Sagal has seen this happen, but he’s reluctant to condemn the process. “It’s true that a theater can use the process merely as a way of auditioning plays and playwrights. That’s terrible. But it’s helpful to see and hear one’s play on its feet, and I’ve seen too many plays improved in that way. ‘Millennium Approaches,’ ‘Nicholas Nickleby’ and ‘Miss Evers’ Boys’ are just three examples.

“The development process tests if the new work is stage-worthy. Subscription-based theaters have to be sure of this, since they have to fill their houses with work. If they don’t, they’ll close down, and whom does that serve?”

Sagal then takes a tough assessment of himself: “I think directorially all the time, which is why I’m a literary manager and a bad production dramaturge. I have too many ideas of my own.” That is why he is excited to do Davis’ “Dancing,” although he admits he was hired for the job.

“But,” he adds, “I’m not stupid enough to do a play I don’t like. Davis takes this cliched situation--a college football player manipulated by his coach and mom”--played by theater veterans Alan Feinstein and Lois Nettleton--”and supposedly enlightened by his beautiful female tutor--and turns it into something unexpected.”
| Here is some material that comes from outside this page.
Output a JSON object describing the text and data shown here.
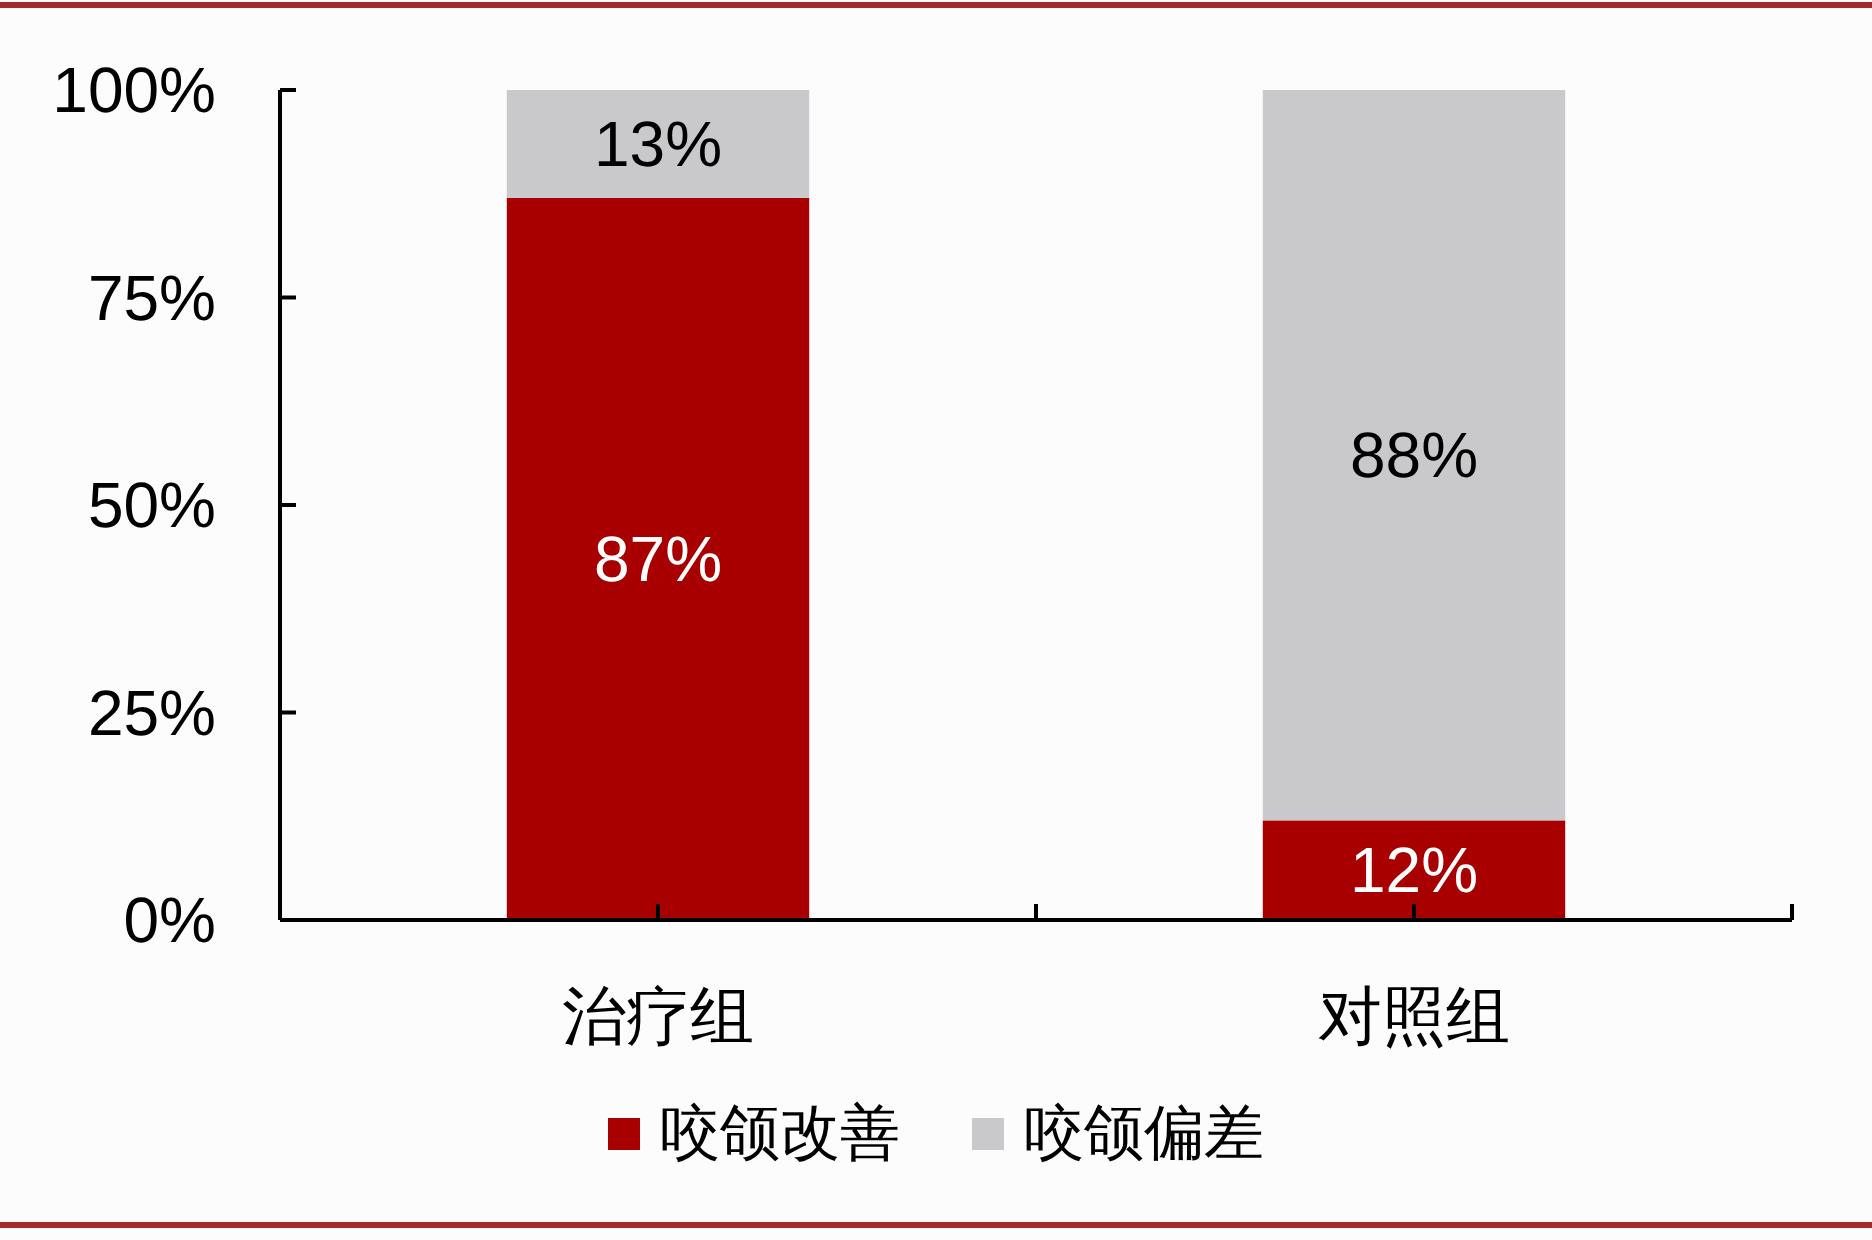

Interestingly, Sagal suggests that his day job has made him appreciate the kind of well-made play for which Davis is famous. “Sure, I read a lot of plays, and most of them lack what Davis is so good at: structure. Now, I can see what a craftsman he is. Something is happening in every scene; things are always moving forward. That is very tough to do because few playwrights can do it.”